The Rose House Offers Kindness For Those With Developmental Disabilities
By Ejvind Boccolini
All throughout northern New Jersey, an organization is helping adults with intellectual and/or developmental disabilities lead more meaningful lives as they become integrated into the community and workforce more and more.
The Rose House, in Morris Plains, is a “non-profit organization, providing person-centered programs for developmentally disabled adults, helping them to pursue their goals and dreams, and become valued members of their communities,” their website reads.
Earlier this month, Tom Mitchell, of the Rose House spoke in a phone interview about upcoming programs and the help they have given individuals with intellectual and/or developmental disabilities.

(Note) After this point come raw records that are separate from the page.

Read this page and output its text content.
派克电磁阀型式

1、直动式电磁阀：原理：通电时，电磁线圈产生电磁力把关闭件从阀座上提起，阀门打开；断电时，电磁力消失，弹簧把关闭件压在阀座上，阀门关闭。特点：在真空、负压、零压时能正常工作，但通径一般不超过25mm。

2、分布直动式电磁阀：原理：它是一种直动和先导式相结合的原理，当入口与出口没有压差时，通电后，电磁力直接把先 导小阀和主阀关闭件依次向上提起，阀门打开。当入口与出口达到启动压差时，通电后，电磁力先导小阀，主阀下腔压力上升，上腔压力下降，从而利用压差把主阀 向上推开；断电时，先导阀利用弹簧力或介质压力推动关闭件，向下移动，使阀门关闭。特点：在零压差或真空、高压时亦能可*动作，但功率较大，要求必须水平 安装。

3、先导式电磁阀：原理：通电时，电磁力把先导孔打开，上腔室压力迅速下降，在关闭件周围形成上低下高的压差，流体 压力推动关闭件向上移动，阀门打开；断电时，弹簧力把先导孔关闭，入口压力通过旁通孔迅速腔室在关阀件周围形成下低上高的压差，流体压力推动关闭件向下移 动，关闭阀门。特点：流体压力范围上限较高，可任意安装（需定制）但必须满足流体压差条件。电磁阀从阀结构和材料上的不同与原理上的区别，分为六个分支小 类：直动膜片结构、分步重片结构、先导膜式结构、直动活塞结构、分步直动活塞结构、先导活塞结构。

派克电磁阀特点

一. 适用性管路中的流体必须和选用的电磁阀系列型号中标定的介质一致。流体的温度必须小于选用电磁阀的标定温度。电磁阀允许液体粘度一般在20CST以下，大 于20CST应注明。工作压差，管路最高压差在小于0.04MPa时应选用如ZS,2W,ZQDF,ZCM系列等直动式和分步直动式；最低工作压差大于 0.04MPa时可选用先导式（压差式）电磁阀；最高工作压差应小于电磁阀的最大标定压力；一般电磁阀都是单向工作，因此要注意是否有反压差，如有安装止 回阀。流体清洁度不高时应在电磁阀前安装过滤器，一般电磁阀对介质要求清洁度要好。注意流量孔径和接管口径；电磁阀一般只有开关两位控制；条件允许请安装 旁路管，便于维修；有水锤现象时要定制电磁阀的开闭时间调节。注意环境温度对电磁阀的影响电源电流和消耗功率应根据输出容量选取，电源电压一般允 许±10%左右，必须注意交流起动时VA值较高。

The Rose House serves adults with Intellectual and Developmental Disabilities (IDD) such as Down Syndrome, Fragile X Syndrome and Autism Spectrum Disorders. Its contact information is info@TheRoseHouse.org; and its website is TheRoseHouse.org.
Mitchell said The Rose House has programs to help out families with an IDD individuals, and the men and women themselves, visiting their homes for possibly a few hours each day or each week, depending on the level of care. There are different levels of vocational training and “self-directed” supports as well, and IDD individuals also visit the community for activities.
In Parsippany, at the Parsippany PAL, there is the Rose House Cafe, a community center-type facility in which IDD men and women serve tasty muffins, soups, salads, chips and hot dogs to the members and occasional members of the community. This is one example of how IDD men and women have been trained and integrated into the workforce, each gaining a personal uplift and creating a more meaningful life for themselves.
The Rose House also has four group homes, and 10 apartments in northern NJ, offering residential possibilities for men and women. There are two group homes in Budd Lake, one in Morris Plains, and 10 apartments in Hanover. They are in the process of purchasing a house in Parsippany as well.
Training and education in independent living skills can allow individuals to enter into these residential living spaces. They gain skills in cooking, cleaning, community shopping, and of course, job skills such as working a cash register, for instance.
“The more integrated the better,” said Mitchell, adding that the Rose House has served more than 100 individuals during its 15 years.
For these programs, families receive partial funding from the state, and parents provide funding too. The Rose House accepts men and women 21 and older.
As a result, IDD men and women can become integrated by way of community-based Residential Living Skills that they will obtain from The Rose House; Competitive Employment Training; Job Sampling for High School Seniors (graduating seniors can become involved though not yet 21); and Healthy Choices, a three-session course on cooking your own healthy, tasty meals, designed specifically for people with developmental disabilities and their caregivers.
Rose House is planning a 5K run/walk at County College of Morris in Randolph for Oct. 11. Check its website, the RoseHouse.org closer to the event to confirm the details.
Individuals qualify for the Rose House services via referrals from the state Department of Developmental Disabilities, Easter Seals, and also via referrals from NJ high schools.